I used to be, but this year I am making an effort to hear Wagner's operas in their entirety, and now loving it! They don't seem as imposing as they once did. They are grand and mighty and make me feel like a god.

:)

springrite

I used to be a dipper. Now I listen to Wanger 3 or 4 hours at a time.
Do what I must do, and let what must happen happen.

Leon

Oh, I'm a dipper; can barely finish one act ... and I have no plans to change.  In fact the dips get farther and farther in between.

:)

mjwal

I grew up dipping, since the only available recordings were 78s, of which my father possessed quite few (only the Ring). I listened to lengthy broadcasts from Bayreuth and Covent Garden on the extension loudspeaker in the kitchen though (the front room was reserved for the new television), and waited for the juicy bits, as I had little idea what they were singing, despite having read Shaw on the subject. Later experiences in the opera house and on record have tended to prove the truism that great Wagner singers no longer exist. So I eke out a borderline existence, occasionally going to so-so performances in weird counter-intuitive productions (great fun if you do not care for the music), dipping into ancient recordings and wishing I could be back in Covent Garden or the Met in '36 or '40. With Lohengrin & Co. I have always been a dipper: the most melodious and ambivalent dramatic passage Wagner ever wrote is the whole sequence with Ortrud and Elsa in the second act, and there is only one recording, that with  Margarete Klose and Maria Müller in a live 1943 performance which has been handed down to us thanks to radio, and for my Lohengrin experience I dip into this, not bothering with the rest of the work (except when I put on The Marx Brothers at the Circus, at the end of which the unspeakable prelude to Act III is played as the musicians drift out to sea while the brothers monkey about on the stage). Ortrud is my favourite Wagner character, and this bit is all you need. I also, as an afterthought, enjoy the Vorspiel (which translates from German as "foreplay", believe it or not) of Rheingold, and that might fairly be regarded as a description of (skinny-) dipping.
The Violin's Obstinacy

It needs to return to this one note,
not a tune and not a key
but the sound of self it must depart from,
a journey lengthily to go
in a vein it knows will cripple it.
...
Peter Porter

Karl Henning

Quote from: mjwal on June 11, 2012, 07:59:29 AM
. . . (which translates from German as "foreplay", believe it or not) . . . .

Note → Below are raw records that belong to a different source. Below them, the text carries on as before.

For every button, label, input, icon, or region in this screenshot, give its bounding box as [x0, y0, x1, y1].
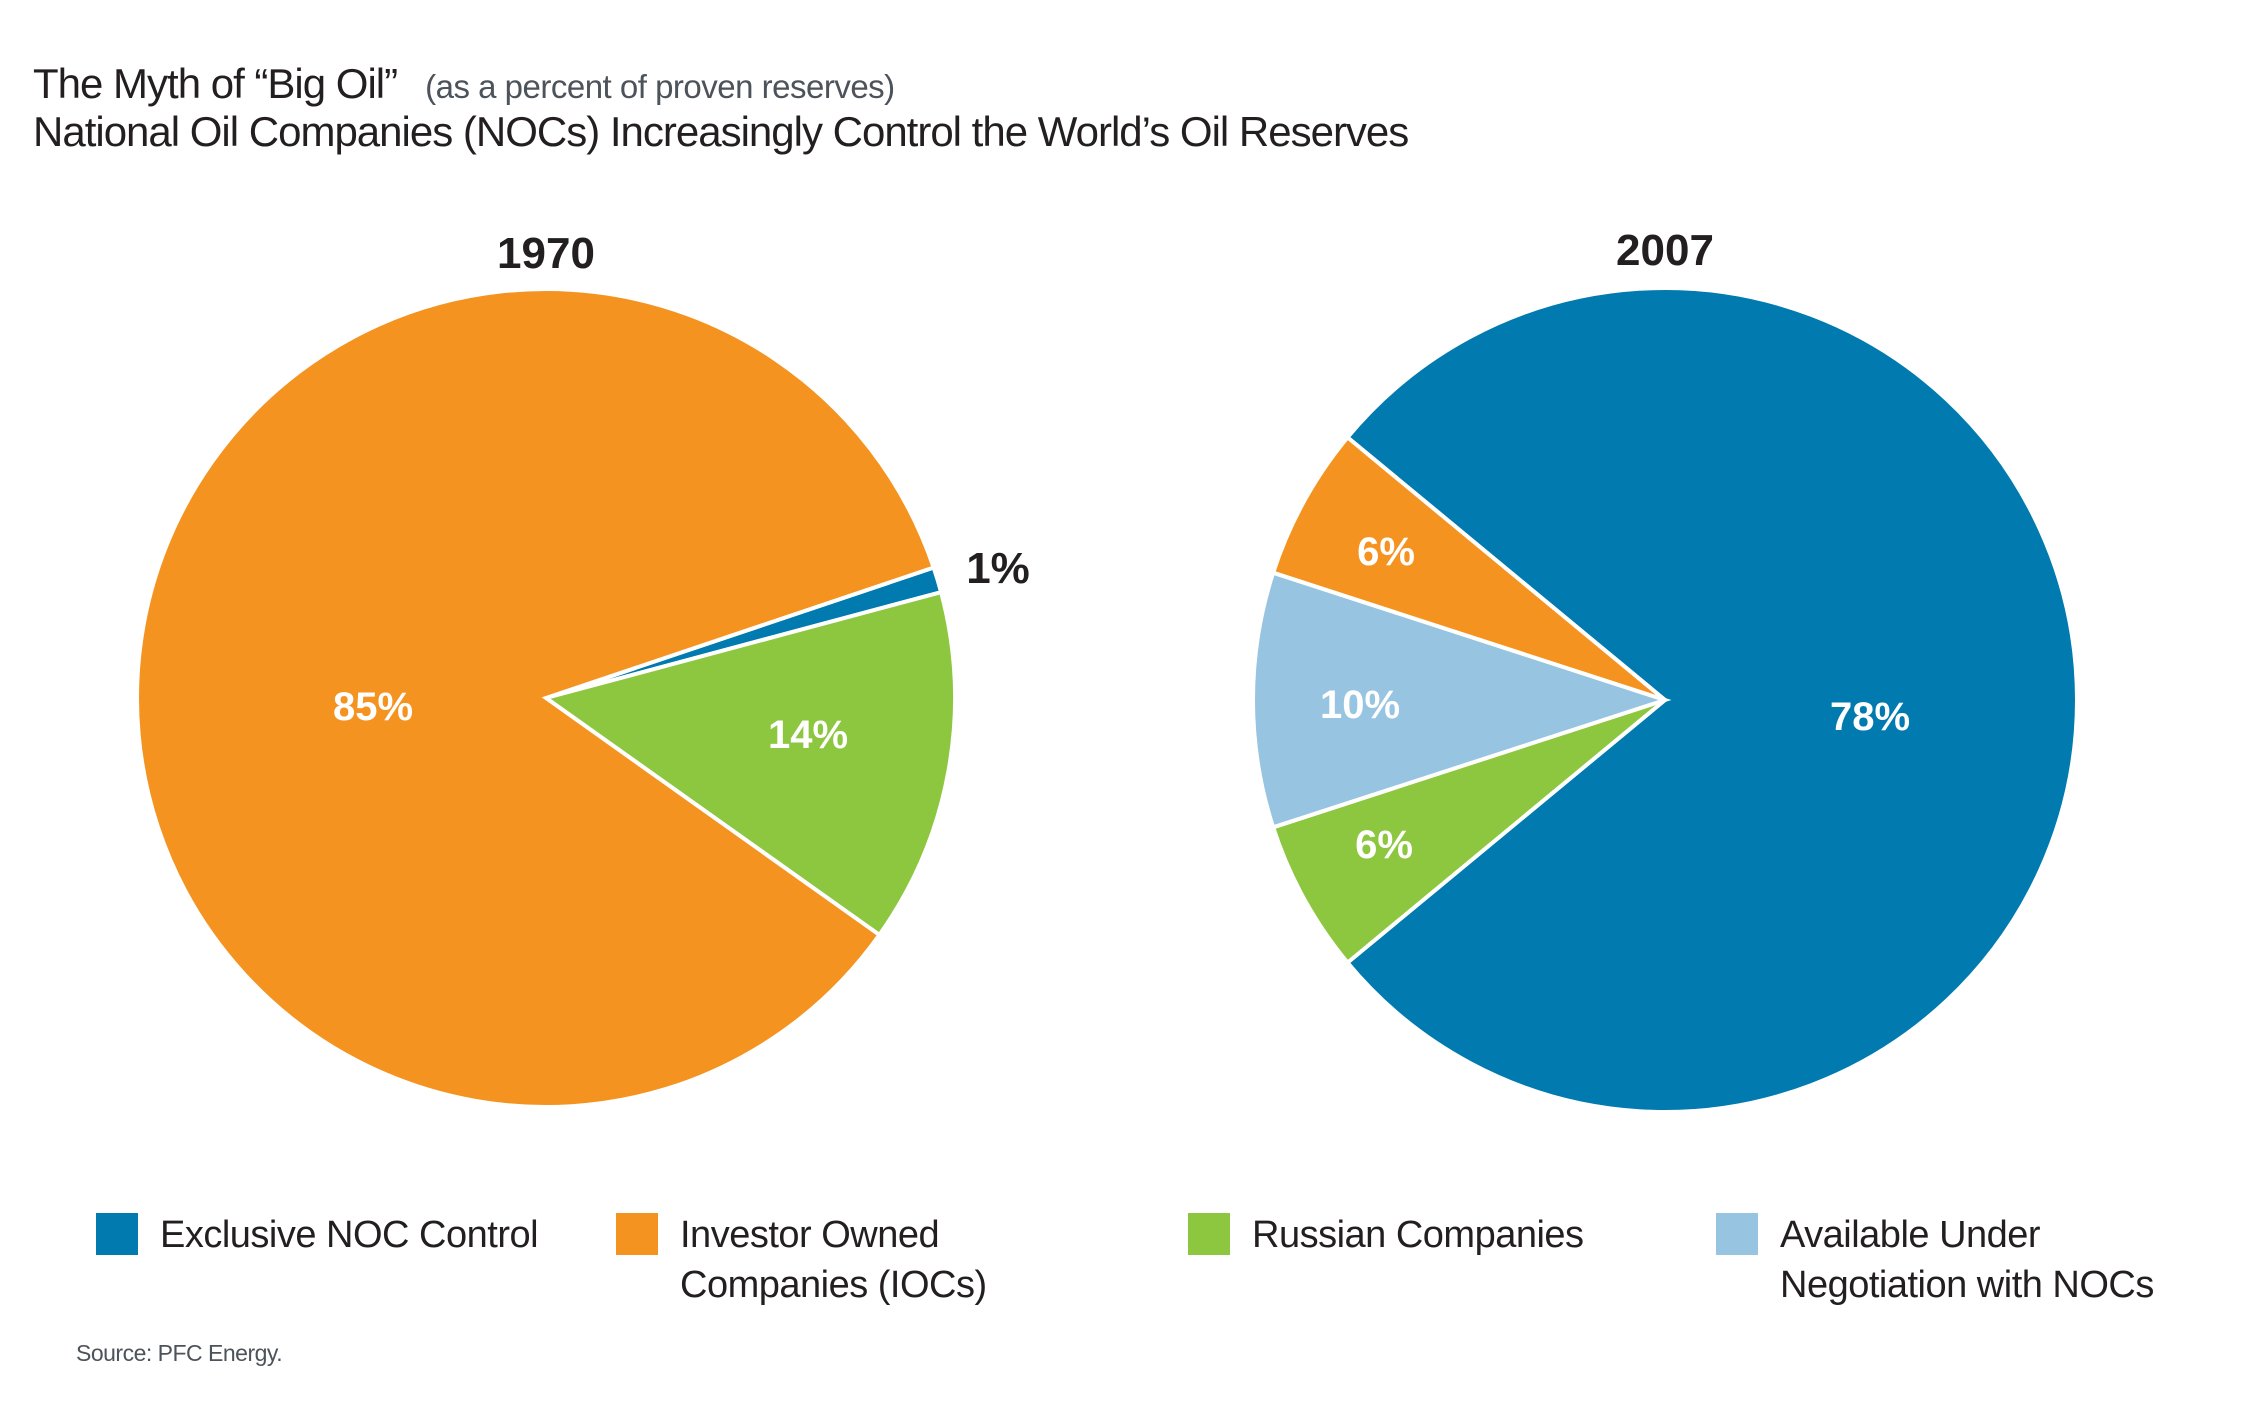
pie-slice-ioc [1270, 434, 1667, 702]
legend-label-line: Available Under [1780, 1214, 2041, 1256]
legend-swatch [1716, 1213, 1758, 1255]
slice-label-ioc: 6% [1357, 530, 1415, 574]
legend-label: Available Under Negotiation with NOCs [1780, 1210, 2154, 1310]
pie-2007: 2007 78% 6% 10% 6% [1250, 226, 2080, 1114]
slice-label-ioc: 85% [333, 685, 413, 729]
legend-label-line: Exclusive NOC Control [160, 1214, 539, 1256]
pie-title: 2007 [1616, 226, 1714, 275]
legend-label-line: Companies (IOCs) [680, 1264, 987, 1306]
legend-item-ioc: Investor Owned Companies (IOCs) [616, 1210, 987, 1310]
legend-label-line: Negotiation with NOCs [1780, 1264, 2154, 1306]
chart-title-main: The Myth of “Big Oil” [33, 60, 398, 107]
slice-label-russian: 14% [768, 713, 848, 757]
pie-slice-ioc [135, 287, 937, 1109]
pie-slice-russian [1270, 698, 1667, 966]
slice-label-negotiation: 10% [1320, 683, 1400, 727]
pie-title: 1970 [497, 229, 595, 278]
legend-swatch [96, 1213, 138, 1255]
slice-label-exclusive_noc: 1% [966, 544, 1030, 593]
pie-1970: 1970 1% 14% 85% [135, 229, 1030, 1109]
legend-label: Exclusive NOC Control [160, 1210, 539, 1260]
legend-swatch [1188, 1213, 1230, 1255]
legend-label: Russian Companies [1252, 1210, 1584, 1260]
pie-slice-exclusive_noc [1344, 286, 2080, 1114]
legend-swatch [616, 1213, 658, 1255]
chart-subtitle: National Oil Companies (NOCs) Increasing… [33, 108, 1409, 155]
legend-item-exclusive_noc: Exclusive NOC Control [96, 1210, 539, 1260]
slice-label-exclusive_noc: 78% [1830, 695, 1910, 739]
legend-item-russian: Russian Companies [1188, 1210, 1584, 1260]
source-note: Source: PFC Energy. [76, 1340, 283, 1366]
chart-title: The Myth of “Big Oil” (as a percent of pr… [33, 60, 895, 108]
legend-item-negotiation: Available Under Negotiation with NOCs [1716, 1210, 2154, 1310]
legend-label-line: Russian Companies [1252, 1214, 1584, 1256]
legend-label: Investor Owned Companies (IOCs) [680, 1210, 987, 1310]
pie-charts: 1970 1% 14% 85% 2007 78% 6% 10% 6% [135, 226, 2080, 1114]
pie-slice-russian [541, 589, 957, 938]
legend-label-line: Investor Owned [680, 1214, 940, 1256]
pie-slice-negotiation [1250, 570, 1672, 830]
chart-title-qualifier: (as a percent of proven reserves) [425, 68, 895, 105]
slice-label-russian: 6% [1355, 823, 1413, 867]
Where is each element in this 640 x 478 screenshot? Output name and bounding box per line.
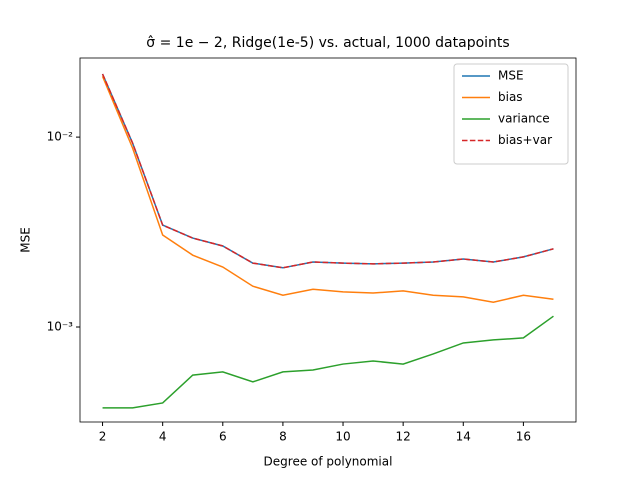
x-tick-label: 12	[396, 430, 411, 444]
series-line	[101, 73, 554, 269]
series-line	[102, 315, 554, 409]
legend-label: bias	[498, 90, 523, 104]
x-tick-label: 8	[279, 430, 287, 444]
y-axis-label: MSE	[19, 227, 33, 253]
x-tick-label: 6	[219, 430, 227, 444]
y-tick-label: 10⁻²	[47, 130, 74, 144]
x-tick-label: 16	[516, 430, 531, 444]
legend-label: MSE	[498, 69, 524, 83]
legend-label: bias+var	[498, 133, 552, 147]
x-tick-label: 4	[159, 430, 167, 444]
legend-box	[453, 63, 569, 165]
x-tick-label: 2	[99, 430, 107, 444]
series-line	[101, 76, 554, 304]
x-tick-label: 10	[335, 430, 350, 444]
legend-label: variance	[498, 112, 550, 126]
x-axis-label: Degree of polynomial	[264, 455, 393, 469]
x-tick-label: 14	[456, 430, 471, 444]
y-tick-label: 10⁻³	[47, 319, 74, 333]
plot-frame	[79, 57, 577, 423]
chart-title: σ̂ = 1e − 2, Ridge(1e-5) vs. actual, 100…	[146, 35, 509, 51]
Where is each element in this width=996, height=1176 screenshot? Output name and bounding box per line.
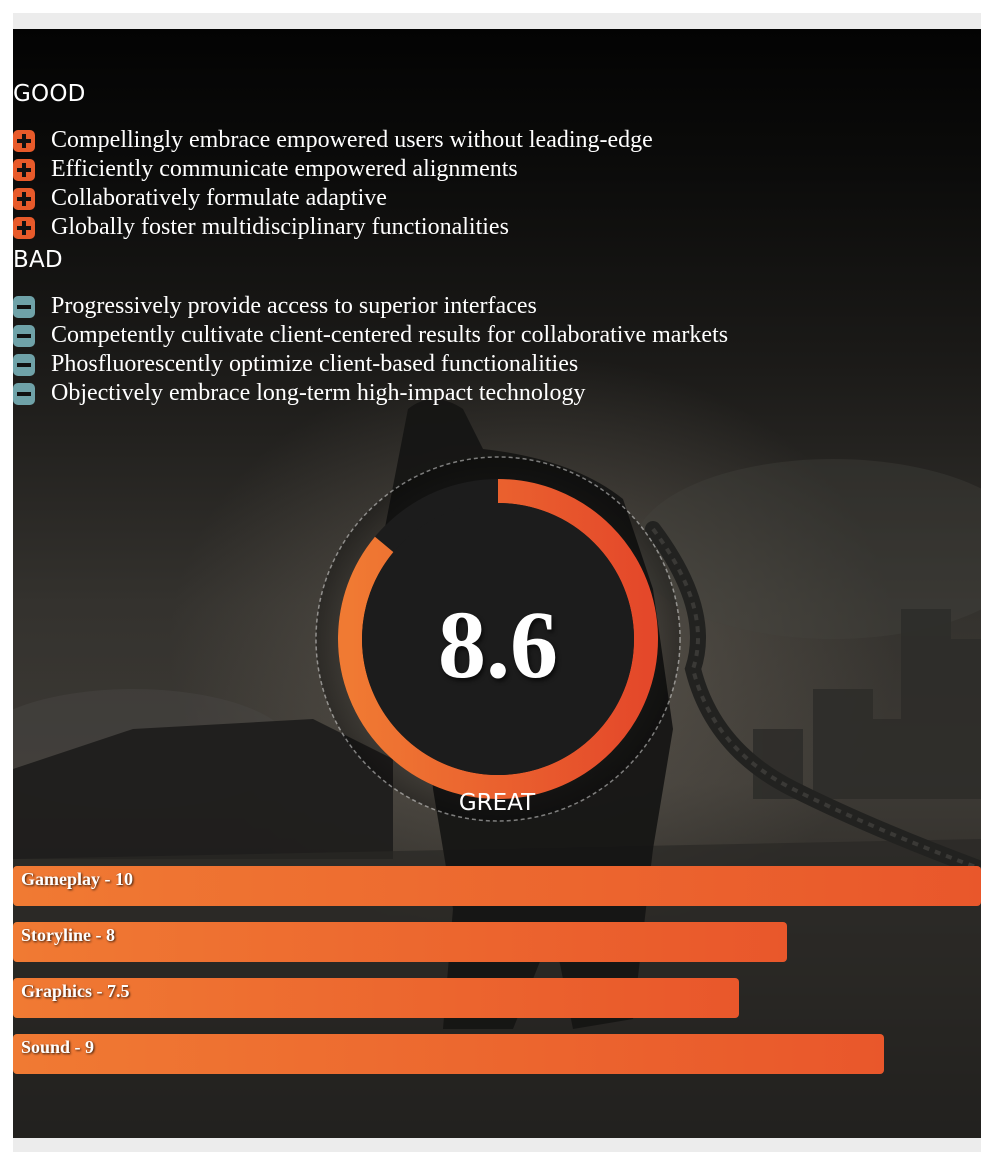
good-item: Compellingly embrace empowered users wit… [13,126,653,155]
bad-item: Objectively embrace long-term high-impac… [13,379,728,408]
minus-icon [13,324,35,347]
plus-icon [13,129,35,152]
bad-heading: BAD [13,247,63,273]
rating-bars: Gameplay - 10 Storyline - 8 Graphics - 7… [13,866,981,1090]
good-item-text: Collaboratively formulate adaptive [51,185,387,211]
bad-list: Progressively provide access to superior… [13,292,728,408]
minus-icon [13,295,35,318]
review-box: GOOD Compellingly embrace empowered user… [13,29,981,1138]
rating-label: Gameplay - 10 [21,869,133,889]
score-ring [315,456,681,822]
score-value: 8.6 [438,591,558,698]
minus-icon [13,353,35,376]
top-border [13,13,981,29]
good-item-text: Globally foster multidisciplinary functi… [51,214,509,240]
good-item: Collaboratively formulate adaptive [13,184,653,213]
bad-item: Progressively provide access to superior… [13,292,728,321]
good-item: Globally foster multidisciplinary functi… [13,213,653,242]
rating-bar: Gameplay - 10 [13,866,981,906]
rating-label: Storyline - 8 [21,925,115,945]
rating-bar: Graphics - 7.5 [13,978,739,1018]
score-inner [362,503,634,775]
score-circle: 8.6 [313,454,683,824]
good-list: Compellingly embrace empowered users wit… [13,126,653,242]
rating-label: Sound - 9 [21,1037,95,1057]
good-item: Efficiently communicate empowered alignm… [13,155,653,184]
bottom-border [13,1138,981,1152]
score-verdict: GREAT [458,790,536,816]
good-item-text: Compellingly embrace empowered users wit… [51,127,653,153]
plus-icon [13,158,35,181]
rating-label: Graphics - 7.5 [21,981,130,1001]
good-heading: GOOD [13,81,86,107]
bad-item: Competently cultivate client-centered re… [13,321,728,350]
bad-item-text: Phosfluorescently optimize client-based … [51,351,579,377]
plus-icon [13,216,35,239]
bad-item-text: Competently cultivate client-centered re… [51,322,729,348]
minus-icon [13,382,35,405]
score-arc [338,479,658,799]
good-item-text: Efficiently communicate empowered alignm… [51,156,518,182]
plus-icon [13,187,35,210]
bad-item-text: Objectively embrace long-term high-impac… [51,380,586,406]
rating-bar: Sound - 9 [13,1034,885,1074]
bad-item-text: Progressively provide access to superior… [51,293,537,319]
rating-bar: Storyline - 8 [13,922,788,962]
bad-item: Phosfluorescently optimize client-based … [13,350,728,379]
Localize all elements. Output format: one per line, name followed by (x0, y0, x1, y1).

It's something of a social accident, I suppose, that foreplay has come to be associated specifically with sex (similarly, it is a sad thing that the pure adjective gay is forever lost to American English).  But of course, that is the etymology for præludium.
Karl Henning, Ph.D.
Composer & Clarinetist
Boston MA
http://www.karlhenning.com/
[Matisse] was interested neither in fending off opposition,
nor in competing for the favor of wayward friends.
His only competition was with himself. — Françoise Gilot

Karl Henning

[ In titling this thread, I confess to having had a certain Ealing comedy in the back of my alleged mind. ]
Karl Henning, Ph.D.
Composer & Clarinetist
Boston MA
http://www.karlhenning.com/
[Matisse] was interested neither in fending off opposition,
nor in competing for the favor of wayward friends.
His only competition was with himself. — Françoise Gilot

springrite

I have been Wagner-Soaking lately...
Do what I must do, and let what must happen happen.

nico1616

Funny topic, since I recognize myself  :D
The only Wagner opera I can listen to for hours and hours is Die Meistersinger.

A night in the opera house with Tristan or Die Walküre seems to last forever. Wagner is a composer for whom the highlights CDs were invented  ;D
The first half of life is spent in longing for the second, the second half in regretting the first.